Пословицу Эккенер, конечно же, знал: «Потеряешь деньги — ничего не потеряешь. Потеряшь смелость — потеряешь все.» Только вот он давно уж не мальчик, чтобы на такое ловиться.
— У вас неплохой хохдойч.
Не отвечая на комплимент, гость хлопнул по карте ладонью:
— Нам нужны школы пилотов и техников, газовые заводы и пункты обслуживания, метеостанции. Сотни тысяч обученных людей и тысячи, тысячи, тысячи ваших машин в небе. Герр Хуго, мое предложение стоит уже не денег, и вы это знаете. Я предлагаю вам бессмертие — просто возьмите и впишите свое имя в историю!
— Ваша щедрость говорит о том, что вы в крайней нужде и стеснении.
— Верно.
— Ведь не завтра же вам это все нужно?
— Нет, конечно, герр Хуго. Нам это нужно вчера.
* * *
Вчера вечером они шли по Лубянке, а сегодня с полуосвещенной Тверской Скромный и Корабельщик повернули в совсем уже темный Настасьинский переулок и начали на ощупь, подсвечивая золотистыми буквами чудесной бескозырки, пробираться вдоль стен маленьких одноэтажных домиков к единственным в проулке двум тусклым фонарям. На чугунных стойках фонарей огромный плакат расцвеченными вычурными буквами анонсировал выступление трех поэтов: Каменского, Маяковского и Бурлюка; приписка уведомляла, что Маяковский и Бурлюк нарочно для этого приехали на несколько дней в новую столицу из прежней. Фамилия Луначарского — наркома просвещения — хоть и красовалась на виду, а набрана все же была шрифтом помельче, и слабо читалась в неверном тусклом свете давно не чищенных газовых горелок.

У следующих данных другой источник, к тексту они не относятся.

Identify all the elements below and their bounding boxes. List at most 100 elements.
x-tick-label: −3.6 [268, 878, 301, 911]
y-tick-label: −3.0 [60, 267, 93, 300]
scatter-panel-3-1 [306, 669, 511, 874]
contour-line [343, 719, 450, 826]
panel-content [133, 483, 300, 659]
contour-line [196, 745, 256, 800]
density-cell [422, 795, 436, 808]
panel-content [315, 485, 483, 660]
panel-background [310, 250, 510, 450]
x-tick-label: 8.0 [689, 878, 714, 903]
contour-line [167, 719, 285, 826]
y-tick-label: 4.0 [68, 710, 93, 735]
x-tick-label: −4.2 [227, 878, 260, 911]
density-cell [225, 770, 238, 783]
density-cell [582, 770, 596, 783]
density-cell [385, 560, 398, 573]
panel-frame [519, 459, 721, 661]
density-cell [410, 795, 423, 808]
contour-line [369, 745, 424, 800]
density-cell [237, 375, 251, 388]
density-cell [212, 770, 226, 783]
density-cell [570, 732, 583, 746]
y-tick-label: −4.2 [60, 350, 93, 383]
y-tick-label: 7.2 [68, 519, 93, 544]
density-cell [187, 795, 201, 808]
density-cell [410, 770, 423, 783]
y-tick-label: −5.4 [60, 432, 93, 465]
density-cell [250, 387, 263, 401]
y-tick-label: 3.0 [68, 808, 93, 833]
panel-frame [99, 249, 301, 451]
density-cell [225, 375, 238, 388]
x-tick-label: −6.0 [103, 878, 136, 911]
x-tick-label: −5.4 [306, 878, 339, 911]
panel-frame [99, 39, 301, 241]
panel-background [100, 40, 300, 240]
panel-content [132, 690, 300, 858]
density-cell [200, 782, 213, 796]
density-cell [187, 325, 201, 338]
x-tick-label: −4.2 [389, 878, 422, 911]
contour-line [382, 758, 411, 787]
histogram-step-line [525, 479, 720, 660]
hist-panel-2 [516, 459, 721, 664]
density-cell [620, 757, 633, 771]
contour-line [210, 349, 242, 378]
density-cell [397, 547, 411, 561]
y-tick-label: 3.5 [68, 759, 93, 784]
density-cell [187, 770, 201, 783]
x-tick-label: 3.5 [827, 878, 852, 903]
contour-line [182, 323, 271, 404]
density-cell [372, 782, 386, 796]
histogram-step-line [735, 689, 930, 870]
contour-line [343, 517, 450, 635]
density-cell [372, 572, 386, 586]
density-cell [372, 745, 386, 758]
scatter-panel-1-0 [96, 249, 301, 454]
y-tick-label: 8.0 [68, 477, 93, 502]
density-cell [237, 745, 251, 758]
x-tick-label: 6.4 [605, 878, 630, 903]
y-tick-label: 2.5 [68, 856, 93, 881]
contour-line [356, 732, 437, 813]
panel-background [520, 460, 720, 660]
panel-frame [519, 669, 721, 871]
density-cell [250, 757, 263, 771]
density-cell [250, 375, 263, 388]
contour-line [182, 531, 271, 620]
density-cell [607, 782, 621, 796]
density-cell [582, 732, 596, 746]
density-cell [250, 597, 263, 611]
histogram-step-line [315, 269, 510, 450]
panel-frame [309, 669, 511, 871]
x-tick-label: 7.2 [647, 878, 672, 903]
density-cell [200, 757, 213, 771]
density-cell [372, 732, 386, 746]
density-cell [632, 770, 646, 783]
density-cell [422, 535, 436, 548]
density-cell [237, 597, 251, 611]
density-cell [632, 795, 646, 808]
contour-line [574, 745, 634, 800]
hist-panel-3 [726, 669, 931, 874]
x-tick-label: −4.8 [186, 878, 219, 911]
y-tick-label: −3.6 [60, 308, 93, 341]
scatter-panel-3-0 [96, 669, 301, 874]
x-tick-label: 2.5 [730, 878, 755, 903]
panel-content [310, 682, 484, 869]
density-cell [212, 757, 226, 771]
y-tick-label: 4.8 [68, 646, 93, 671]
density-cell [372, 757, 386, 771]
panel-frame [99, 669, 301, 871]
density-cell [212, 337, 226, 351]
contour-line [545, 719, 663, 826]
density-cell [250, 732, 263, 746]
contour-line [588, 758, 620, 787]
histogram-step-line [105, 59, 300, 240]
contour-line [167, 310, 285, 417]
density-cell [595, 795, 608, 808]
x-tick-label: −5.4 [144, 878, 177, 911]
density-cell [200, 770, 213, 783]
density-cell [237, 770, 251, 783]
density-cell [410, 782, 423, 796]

— Выбрали же место! Черт ногу сломит.
— Зато искать нас вряд ли тут станут.
— Соглашусь… Черт побери! Что это?
— Кафе футуристов. Я читал у кого-то, в Питере собака была на вывеске.
— А тут вовсе по ногам шныряет. Неужто их чудачествам вовсе предела нет? Ах да, я знаю, что вы ответите: что я сам все увижу. Я бы не прочь, будь здесь фонари поярче.
— Что же, вот подъезд почище… Этот адрес.
— Им и имя Луначарского не поможет. Дыра. У нас в Екатеринославе такой дыры не видал. Никто не станет сюда ходить!
Вошли в помещение; первым встретил их молодой, красивый, сияющий широкой «волжской» улыбкой, парень. Поздоровался вежливо, не выказывая ни фальшивой радости, ни презрения к провинициалам — чего, признаться, Скромный опасался.
— Прошу в зал, — пригласил этот молодой человек. — Там диспут о новом искусстве.
— Что, и сам Луначарский приедет? — не поверил Скромный.
— Так вот же Анатолий Васильевич!
На самой середине зала, окруженный женщинами и молодыми людьми в разнообразнейших пиджаках, модных одеждах и гимнастерках, начищенных туфлях и сапогах, стоял внушительный мужчина с высоким лысым лбом, в превосходном костюме черной шерсти, в монументальных очках, с уверенным, твердым и потому симпатичным выражением лица.